By ELA DARLING / Contributing Writer
Since it was first announced, adult performers have opposed Proposition 60. It gives unprecedented power to its sole proponent, Michael Weinstein, not only over performers’ bodies, but above state regulatory agencies and public health departments.
Performers are well acquainted with Weinstein. Over the past seven years, he’s filed hundred of complaints against us based on the types of movies we make. He’s tied us up in costly litigation and regulatory nightmares, all against our will – all, supposedly, in the interest of saving us.
Now, with Proposition 60, he hopes to give 38 million residents of California the power to do the same. Prop. 60 would give each state resident the power to sue us if they should see an adult film without a visible condom. It’s an outrageous violation that would open us to stalkers, harassers, anti-porn activists and, maybe most disturbingly, profiteers. (The proposition includes a large cash bounty to anyone successfully bringing a suit, then forces us to pay our harassers’ legal fees.)
The way the proposition is written, anyone with a “financial interest” in the film is open to these suits. This includes the vast majority of performers, since, in addition to shooting for larger companies, we regularly create our own content, perform on our own webcams, and run our own websites. When we do shoot for larger studios, we profit-share through affiliate links. Aside from the probable harassment, the litigation costs would likely bankrupt us.
The Prop. 60 campaign has called us lawbreakers, and says we’d be better off moving out of state. They refer to Cal/OSHA regulations written for hospital emergency rooms, not adult sets.
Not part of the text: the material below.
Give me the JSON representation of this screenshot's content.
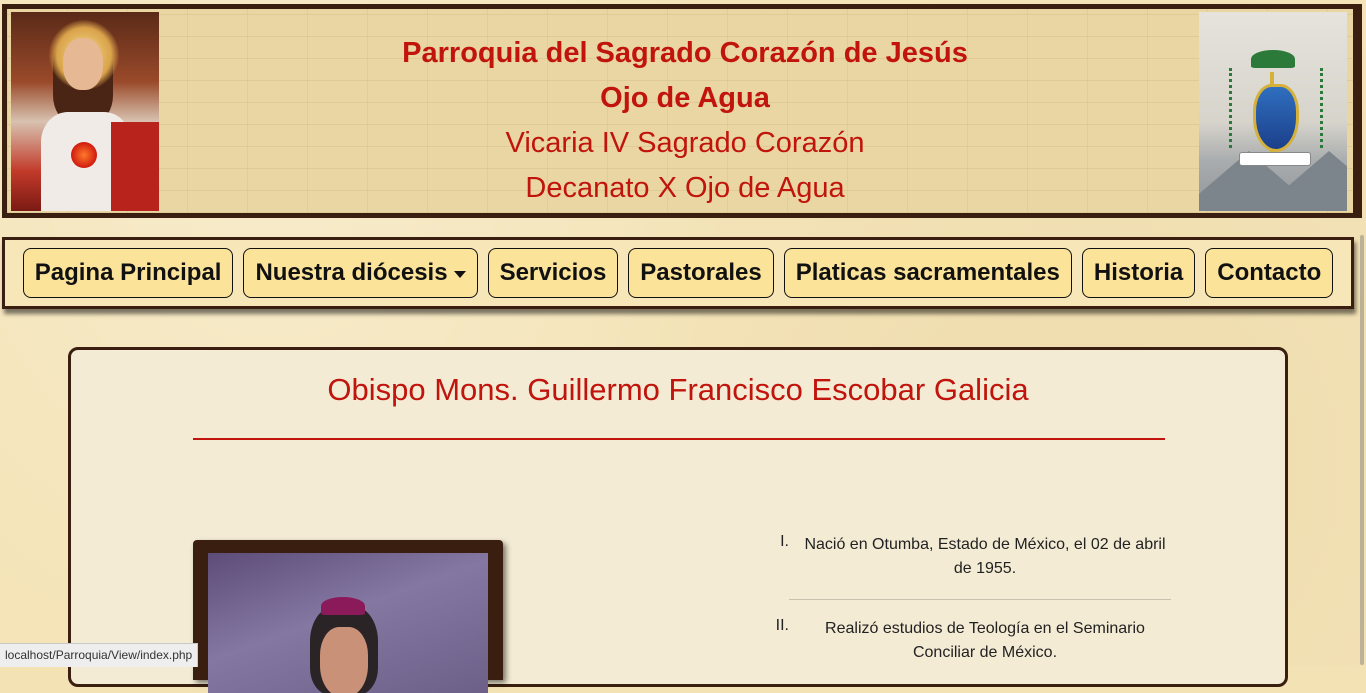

For the first time in history, Cal/OSHA is working with performers to write regulations specific to our industry – incorporating not only condoms, but testing, and other safety guards. Prop. 60 would supersede all of that.
Weinstein claims that he’s speaking for performers, but he’s consistently refused to meet with us. We at the Adult Performer Advocacy Committee, the large performers’ rights organization, has repeatedly asked him to meet, and we have repeatedly been ignored. How you can attempt to regulate workforce without involving the workers is beyond me.
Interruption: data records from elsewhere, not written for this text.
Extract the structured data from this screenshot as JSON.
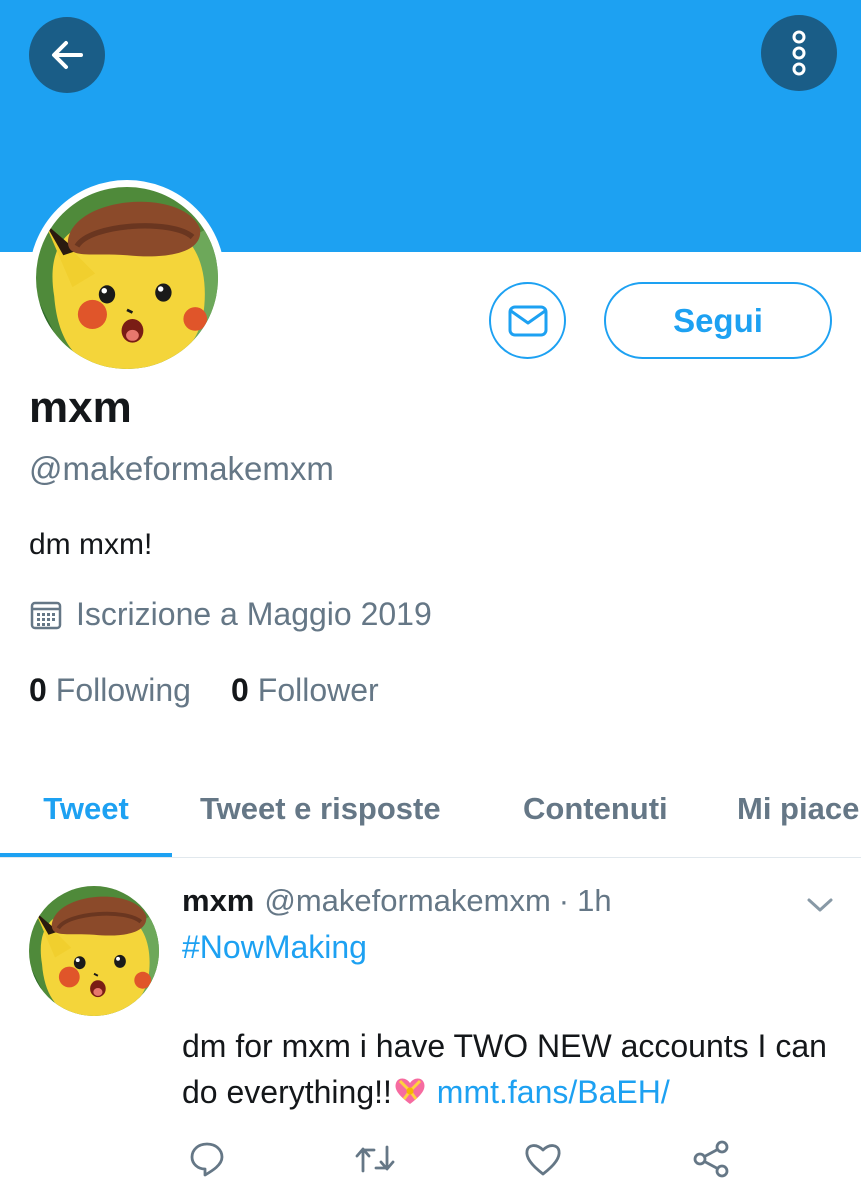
{
  "colors": {
    "accent": "#1da1f2",
    "banner": "#1da1f2",
    "icon_button_bg": "#1a5d87",
    "secondary_text": "#657786"
  },
  "header": {
    "back_icon": "arrow-left-icon",
    "more_icon": "more-vertical-icon"
  },
  "profile": {
    "name": "mxm",
    "handle": "@makeformakemxm",
    "bio": "dm mxm!",
    "joined": "Iscrizione a Maggio 2019",
    "following_count": "0",
    "following_label": "Following",
    "follower_count": "0",
    "follower_label": "Follower",
    "follow_button": "Segui",
    "message_icon": "mail-icon"
  },
  "tabs": [
    {
      "label": "Tweet",
      "active": true
    },
    {
      "label": "Tweet e risposte",
      "active": false
    },
    {
      "label": "Contenuti",
      "active": false
    },
    {
      "label": "Mi piace",
      "active": false
    }
  ],
  "tweet": {
    "name": "mxm",
    "handle": "@makeformakemxm",
    "separator": "·",
    "time": "1h",
    "hashtag": "#NowMaking",
    "text": "dm for mxm i have TWO NEW accounts I can do everything!!",
    "emoji": "heart-with-ribbon-icon",
    "link": "mmt.fans/BaEH/",
    "actions": [
      "reply-icon",
      "retweet-icon",
      "like-icon",
      "share-icon"
    ]
  }
}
Perhaps that’s why the California Democratic and Republican and Libertarian Parties have all opposed Prop. 60, as have the editorial boards of the state’s seven largest papers (including this one), as well as countless public health organizations, civil rights advocates, legislators and political clubs.
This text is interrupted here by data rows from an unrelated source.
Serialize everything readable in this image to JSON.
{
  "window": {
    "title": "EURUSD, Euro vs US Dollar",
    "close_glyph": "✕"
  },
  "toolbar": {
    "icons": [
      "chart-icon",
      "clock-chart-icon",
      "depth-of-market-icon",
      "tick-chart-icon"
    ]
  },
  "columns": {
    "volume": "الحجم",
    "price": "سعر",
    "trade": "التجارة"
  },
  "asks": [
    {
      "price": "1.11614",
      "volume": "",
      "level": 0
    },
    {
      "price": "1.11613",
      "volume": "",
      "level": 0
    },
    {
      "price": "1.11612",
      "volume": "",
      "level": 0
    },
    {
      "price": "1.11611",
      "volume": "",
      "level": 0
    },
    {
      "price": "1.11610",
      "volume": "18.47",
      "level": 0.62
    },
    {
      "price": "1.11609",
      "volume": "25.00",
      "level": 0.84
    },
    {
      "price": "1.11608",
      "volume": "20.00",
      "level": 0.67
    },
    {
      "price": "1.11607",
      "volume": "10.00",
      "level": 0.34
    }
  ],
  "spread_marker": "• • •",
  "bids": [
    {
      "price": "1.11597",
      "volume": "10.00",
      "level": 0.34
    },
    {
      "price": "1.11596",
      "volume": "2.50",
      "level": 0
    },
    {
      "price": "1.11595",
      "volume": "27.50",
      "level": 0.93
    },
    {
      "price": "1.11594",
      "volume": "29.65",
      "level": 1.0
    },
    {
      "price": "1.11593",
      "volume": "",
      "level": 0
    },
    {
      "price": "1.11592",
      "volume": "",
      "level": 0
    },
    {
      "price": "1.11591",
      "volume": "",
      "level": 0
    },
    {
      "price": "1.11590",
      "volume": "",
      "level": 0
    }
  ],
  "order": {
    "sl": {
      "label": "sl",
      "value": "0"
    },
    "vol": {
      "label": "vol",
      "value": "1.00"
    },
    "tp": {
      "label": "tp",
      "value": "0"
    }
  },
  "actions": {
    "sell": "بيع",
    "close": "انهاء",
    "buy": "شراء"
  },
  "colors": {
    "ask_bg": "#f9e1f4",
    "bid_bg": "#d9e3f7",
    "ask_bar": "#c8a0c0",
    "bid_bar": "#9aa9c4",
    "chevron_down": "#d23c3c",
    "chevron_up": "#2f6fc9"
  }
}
Proposition 60 is a ridiculous initiative that would drive a legal, safe industry underground and out-of-state, where performers would have fewer protections. It would dismantle hard-fought safety protocols developed between doctors and performers – protocols that have prevented HIV from being transmitted on a regulated set for more than a decade.
Most unfortunately, it would give Michael Weinstein, a man with a penchant for scare tactics, bad data and lawsuits, unrestricted access to state resources to carry out a dangerous, personal crusade.
I, and thousands of performers like me, ask that you vote no on Prop. 60.
Ela Darling is the president of the Adult Performer Advocacy Committee.